Magnetic resonance elastography as a method to estimate myocardial contractility

Abstract

Purpose: To determine whether increasing epinephrine infusion in an in vivo pig model is associated with an increase in end-systolic magnetic resonance elastography (MRE)-derived effective stiffness.

Materials and methods: Finite element modeling (FEM) was performed to determine the range of myocardial wall thicknesses that could be used for analysis. Then MRE was performed on five pigs to measure the end-systolic effective stiffness with epinephrine infusion. Epinephrine was continuously infused intravenously in each pig to increase the heart rate in increments of 20%. For each such increase end-systolic effective stiffness was measured using MRE. In each pig, Student's t-test was used to compare effective end-systolic stiffness at baseline and at initial infusion of epinephrine. Least-square linear regression was performed to determine the correlation between normalized end-systolic effective stiffness and increase in heart rate with epinephrine infusion.

Results: FEM showed that phase gradient inversion could be performed on wall thickness ≈≥1.5 cm. In pigs, effective end-systolic stiffness significantly increased from baseline to the first infusion in all pigs (P = 0.047). A linear correlation was found between normalized effective end-systolic stiffness and percent increase in heart rate by epinephrine infusion with R(2) ranging from 0.86-0.99 in four pigs. In one of the pigs the R(2) value was 0.1. A linear correlation with R(2) = 0.58 was found between normalized effective end-systolic stiffness and percent increase in heart rate when pooling data points from all pigs.

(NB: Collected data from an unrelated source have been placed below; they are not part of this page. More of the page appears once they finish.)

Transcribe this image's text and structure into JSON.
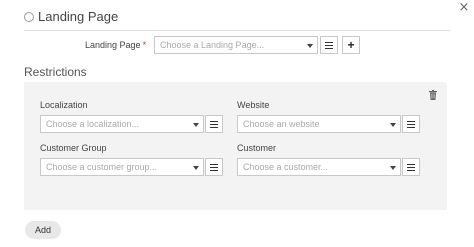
{
  "header": {
    "close_symbol": "×"
  },
  "landing_page_option": {
    "radio_label": "Landing Page"
  },
  "landing_page_field": {
    "label": "Landing Page",
    "required_mark": "*",
    "placeholder": "Choose a Landing Page..."
  },
  "restrictions": {
    "title": "Restrictions",
    "localization": {
      "label": "Localization",
      "placeholder": "Choose a localization..."
    },
    "website": {
      "label": "Website",
      "placeholder": "Choose an website"
    },
    "customer_group": {
      "label": "Customer Group",
      "placeholder": "Choose a customer group..."
    },
    "customer": {
      "label": "Customer",
      "placeholder": "Choose a customer..."
    }
  },
  "actions": {
    "add_label": "Add"
  },
  "colors": {
    "required": "#c0392b",
    "box_bg": "#f3f3f3"
  },
  "icons": [
    "close-icon",
    "radio-icon",
    "list-icon",
    "plus-icon",
    "trash-icon",
    "caret-down-icon"
  ]
}
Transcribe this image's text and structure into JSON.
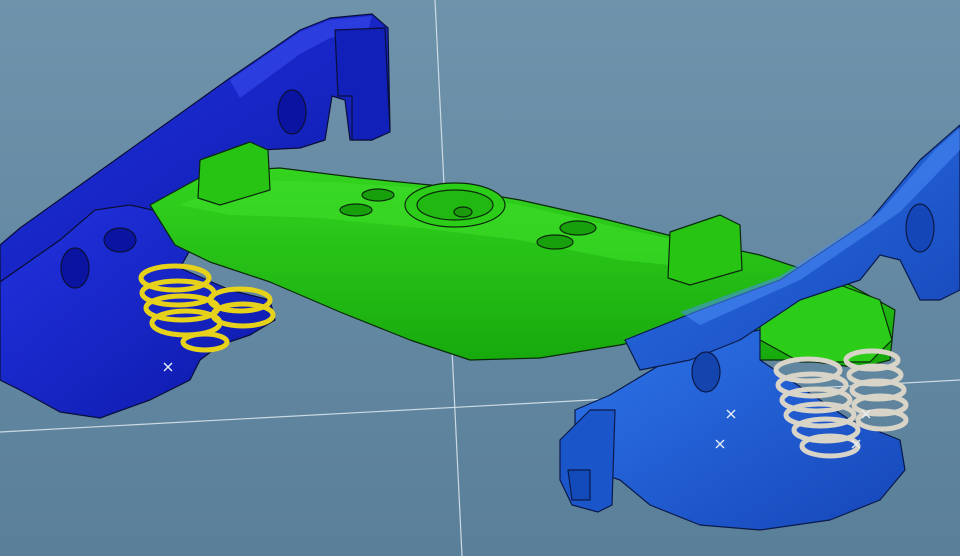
{
  "viewport": {
    "background_top": "#6f93ab",
    "background_bottom": "#5a7f99",
    "axis_color": "#d8e4ec"
  },
  "model": {
    "left_sideframe_color": "#1424c8",
    "right_sideframe_color": "#1f5fd6",
    "bolster_color": "#1fbf12",
    "left_springs_color": "#e6d21a",
    "right_springs_color": "#d8d4c8",
    "edge_color": "#0a0f3a"
  }
}
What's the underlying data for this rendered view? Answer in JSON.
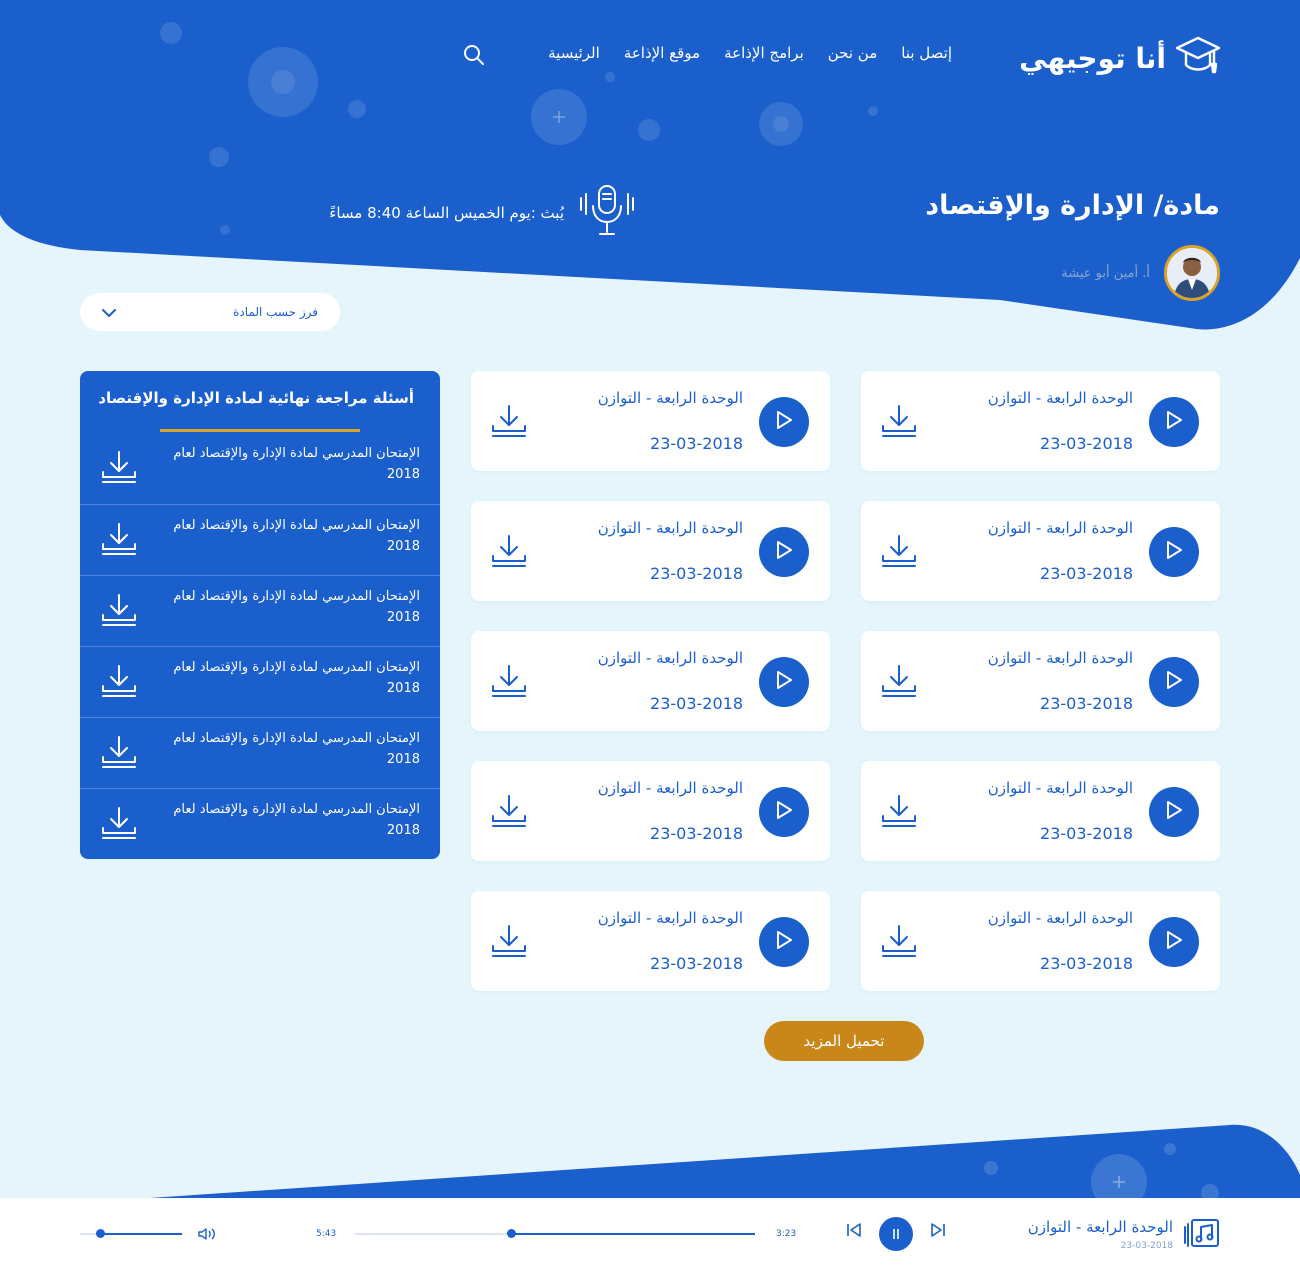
{
  "brand": {
    "logo_text": "أنا توجيهي"
  },
  "nav": {
    "items": [
      "الرئيسية",
      "موقع الإذاعة",
      "برامج الإذاعة",
      "من نحن",
      "إتصل بنا"
    ]
  },
  "hero": {
    "title": "مادة/ الإدارة والإقتصاد",
    "broadcast": "يُبث :يوم الخميس الساعة 8:40 مساءً",
    "teacher_name": "أ. أمين أبو عيشة"
  },
  "filter": {
    "label": "فرز حسب المادة"
  },
  "episodes": [
    {
      "title": "الوحدة الرابعة - التوازن",
      "date": "23-03-2018"
    },
    {
      "title": "الوحدة الرابعة - التوازن",
      "date": "23-03-2018"
    },
    {
      "title": "الوحدة الرابعة - التوازن",
      "date": "23-03-2018"
    },
    {
      "title": "الوحدة الرابعة - التوازن",
      "date": "23-03-2018"
    },
    {
      "title": "الوحدة الرابعة - التوازن",
      "date": "23-03-2018"
    },
    {
      "title": "الوحدة الرابعة - التوازن",
      "date": "23-03-2018"
    },
    {
      "title": "الوحدة الرابعة - التوازن",
      "date": "23-03-2018"
    },
    {
      "title": "الوحدة الرابعة - التوازن",
      "date": "23-03-2018"
    },
    {
      "title": "الوحدة الرابعة - التوازن",
      "date": "23-03-2018"
    },
    {
      "title": "الوحدة الرابعة - التوازن",
      "date": "23-03-2018"
    }
  ],
  "load_more": "تحميل المزيد",
  "review": {
    "title": "أسئلة مراجعة نهائية لمادة الإدارة والإقتصاد",
    "items": [
      "الإمتحان المدرسي لمادة الإدارة والإقتصاد لعام 2018",
      "الإمتحان المدرسي لمادة الإدارة والإقتصاد لعام 2018",
      "الإمتحان المدرسي لمادة الإدارة والإقتصاد لعام 2018",
      "الإمتحان المدرسي لمادة الإدارة والإقتصاد لعام 2018",
      "الإمتحان المدرسي لمادة الإدارة والإقتصاد لعام 2018",
      "الإمتحان المدرسي لمادة الإدارة والإقتصاد لعام 2018"
    ]
  },
  "player": {
    "track_title": "الوحدة الرابعة - التوازن",
    "track_date": "23-03-2018",
    "current_time": "3:23",
    "duration": "5:43",
    "progress": 0.61,
    "volume": 0.8
  },
  "colors": {
    "primary": "#1a5fcc",
    "accent": "#c9871a",
    "background": "#e5f5fb"
  },
  "icons": [
    "graduation-cap-icon",
    "search-icon",
    "microphone-icon",
    "play-icon",
    "download-icon",
    "chevron-down-icon",
    "music-note-icon",
    "skip-previous-icon",
    "pause-icon",
    "skip-next-icon",
    "volume-icon"
  ]
}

Conclusion: Noninvasive MRE-derived end-systolic effective myocardial stiffness may be a surrogate for myocardial contractility.

Figure 1

Schematic of the pig showing the MRE driver placed on the chest wall to induce external motion into the heart and an IV placed in the ear to infuse epinephrine.

Figure 2

Plot demonstres the deviation of calculated stiffness values obtained using phase gradient inversion on a spherical shell when compared to true values with varying thickness of the shell. X-axis represents the ratio of calculated wavelength to the thickness. Y-axis represents ratio of true stiffness value to that of calculated stiffness value. True stiffness value is provided as input to finnite element modeling for generating displacement field. Calculated stiffness value is obtained by processing the displacment field using phase gradient inversion algorithm. Calculated wavelength is obtained by using calculated stiffness value in the following equation. μ_cal=ρ (fλ_cal) ², where μ_cal is the stiffness obtained using phase gradien inversion, f is the excitation frequency (80 Hz), ρ density of the material 100kg/m³ and λ_cal is the calculated wavelength. From the plot it can be observed that phase gradient inversion is stable when the thickness almost equal to or greater than 1.5cm.

Figure 3

a, f) End-systolic short axis SSFP image of the LV in pig #1 at baseline and after 5^th infusion of epinephrine respectively. The green and orange contours show the delineation of LV myocardium. b, c, d, g, h, i) Wave images in x, y, and z motion sensitization directions during end-systole. e, j) Corresponding stiffness maps at end-systole with a mean stiffness of 5.95 ± 2 kPa and 14.03 ± 7.6 kPa respectively.

Figure 4

Plot of effective end-systolic stiffness versus baseline and 20% increased heart rate during initial infusion of epinephrine.

Figure 5

Plot of normalized effective end-systolic stiffness versus percent increase in heart rate in pig 1.

Figure 6

Plot of normalized effective end-systolic stiffness versus percent increase in heart rate in pig 2.

Figure 7

Plot of normalized effective end-systolic stiffness versus percent increase in heart rate in pig 3.

Figure 8

Plot of normalized effective end-systolic stiffness versus percent increase in heart rate in pig 4.

Figure 9

Plot of normalized effective end-systolic stiffness versus percent increase in heart rate in pig 5.

Figure 10

Plot of normalized effective end-systolic stiffness versus percent increase in heart rate pooled from all the pigs.